Definire i leader europei “maialini” serve anche a spostare il quadro di riferimento. Se l’Europa è dipinta come degradata, allora le sue regole e i suoi richiami al diritto internazionale possono essere ignorati. È un modo per preparare l’opinione pubblica russa a respingere eventuali iniziative diplomatiche europee che non riconoscano i fatti compiuti sul terreno. Allo stesso tempo, Mosca punta sulle divisioni interne all’UE, scommettendo che il logoramento del conflitto e le pressioni politiche interne spingano verso una riduzione degli aiuti a Kyiv.
Alla fine del 2025, secondo la maggior parte delle stime indipendenti, la Russia controlla circa un quinto del territorio ucraino, con variazioni che ruotano intorno al 19 per cento. Le avanzate dell’ultimo anno hanno prodotto guadagni tattici, non sfondamenti strategici. Molte delle località citate dalla narrativa russa restano contese, e il numero di insediamenti “liberati” resta più un argomento propagandistico che una fotografia precisa della realtà.
Dietro l’insulto, dunque, c’è una dottrina. L’idea che la guerra possa finire solo alle condizioni del Cremlino, che la diplomazia serva a ratificare ciò che è stato ottenuto con la forza e che l’Europa sia parte del problema, non della soluzione. I dati indipendenti raccontano una guerra più lenta e più costosa di quanto Mosca voglia ammettere, in cui i successi tattici non si sono tradotti in un cedimento strategico dell’Ucraina.
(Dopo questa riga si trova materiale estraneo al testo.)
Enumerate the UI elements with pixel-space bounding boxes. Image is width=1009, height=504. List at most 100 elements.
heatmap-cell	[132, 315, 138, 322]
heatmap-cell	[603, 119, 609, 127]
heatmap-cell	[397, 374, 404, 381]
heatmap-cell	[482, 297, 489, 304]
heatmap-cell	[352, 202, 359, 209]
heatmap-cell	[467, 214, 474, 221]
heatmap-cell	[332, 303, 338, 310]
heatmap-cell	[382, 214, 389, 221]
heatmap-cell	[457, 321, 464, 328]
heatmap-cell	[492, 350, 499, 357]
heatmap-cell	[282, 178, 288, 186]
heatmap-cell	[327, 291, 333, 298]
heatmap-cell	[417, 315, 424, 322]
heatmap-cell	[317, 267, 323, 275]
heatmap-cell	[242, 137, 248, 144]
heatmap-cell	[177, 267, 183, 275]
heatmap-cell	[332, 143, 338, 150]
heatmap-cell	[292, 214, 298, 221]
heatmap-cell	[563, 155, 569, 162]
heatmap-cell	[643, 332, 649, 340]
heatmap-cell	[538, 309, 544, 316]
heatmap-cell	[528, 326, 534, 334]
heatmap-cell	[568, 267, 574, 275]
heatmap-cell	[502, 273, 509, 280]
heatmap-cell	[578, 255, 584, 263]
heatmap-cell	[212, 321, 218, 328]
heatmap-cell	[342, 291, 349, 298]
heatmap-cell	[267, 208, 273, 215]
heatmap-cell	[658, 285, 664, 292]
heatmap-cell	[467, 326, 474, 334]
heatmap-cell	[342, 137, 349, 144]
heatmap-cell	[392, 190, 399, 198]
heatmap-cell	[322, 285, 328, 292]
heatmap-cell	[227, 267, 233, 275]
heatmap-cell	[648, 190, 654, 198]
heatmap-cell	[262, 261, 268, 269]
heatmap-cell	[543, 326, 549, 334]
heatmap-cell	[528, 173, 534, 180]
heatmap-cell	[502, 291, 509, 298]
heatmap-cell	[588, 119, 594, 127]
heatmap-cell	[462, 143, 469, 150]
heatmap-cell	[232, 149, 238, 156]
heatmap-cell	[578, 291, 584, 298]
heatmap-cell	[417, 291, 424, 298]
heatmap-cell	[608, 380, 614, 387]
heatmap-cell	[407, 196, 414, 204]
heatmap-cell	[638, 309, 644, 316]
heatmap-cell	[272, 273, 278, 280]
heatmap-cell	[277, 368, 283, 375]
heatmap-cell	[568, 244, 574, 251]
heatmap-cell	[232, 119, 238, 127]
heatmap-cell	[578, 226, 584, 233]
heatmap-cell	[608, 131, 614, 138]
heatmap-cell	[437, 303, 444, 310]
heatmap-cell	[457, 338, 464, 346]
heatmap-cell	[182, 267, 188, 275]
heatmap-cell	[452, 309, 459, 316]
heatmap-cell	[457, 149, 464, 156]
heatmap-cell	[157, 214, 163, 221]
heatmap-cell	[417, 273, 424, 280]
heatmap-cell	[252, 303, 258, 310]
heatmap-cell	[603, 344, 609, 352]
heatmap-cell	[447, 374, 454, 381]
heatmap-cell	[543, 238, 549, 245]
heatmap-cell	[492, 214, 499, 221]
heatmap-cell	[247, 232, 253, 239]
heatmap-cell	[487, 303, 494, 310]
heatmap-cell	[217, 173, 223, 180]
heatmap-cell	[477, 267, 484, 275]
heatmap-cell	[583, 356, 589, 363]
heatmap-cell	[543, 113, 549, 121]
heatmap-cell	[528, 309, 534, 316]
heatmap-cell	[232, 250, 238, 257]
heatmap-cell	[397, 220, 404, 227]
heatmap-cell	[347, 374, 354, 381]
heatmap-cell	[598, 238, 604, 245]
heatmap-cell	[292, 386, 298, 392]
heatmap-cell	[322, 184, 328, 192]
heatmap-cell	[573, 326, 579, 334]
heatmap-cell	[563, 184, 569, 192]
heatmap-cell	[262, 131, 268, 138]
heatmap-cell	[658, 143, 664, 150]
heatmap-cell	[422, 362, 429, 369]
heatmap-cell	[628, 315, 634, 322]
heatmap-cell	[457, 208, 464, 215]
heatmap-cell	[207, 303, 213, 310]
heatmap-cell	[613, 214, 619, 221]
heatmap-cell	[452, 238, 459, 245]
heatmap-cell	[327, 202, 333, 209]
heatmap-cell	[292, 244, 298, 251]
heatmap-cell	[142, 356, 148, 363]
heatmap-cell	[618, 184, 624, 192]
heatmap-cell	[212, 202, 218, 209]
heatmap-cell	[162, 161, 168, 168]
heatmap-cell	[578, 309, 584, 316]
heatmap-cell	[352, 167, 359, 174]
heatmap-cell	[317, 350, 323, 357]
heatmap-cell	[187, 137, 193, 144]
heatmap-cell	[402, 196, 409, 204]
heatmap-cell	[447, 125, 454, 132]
Resta da capire se l’Europa accetterà il vocabolario imposto da Mosca o se proverà a rispondere con unità politica e decisioni concrete, sapendo che, in questo conflitto, anche le parole sono un’arma.
Fonti: Cremlino, Ministero della Difesa della Federazione Russa, Institute for the Study of War, Presidenza dell’Ucraina, NATO, Euroclear, stime OSINT (Open Source Intelligence), analisi di centri studi statunitensi e britannici.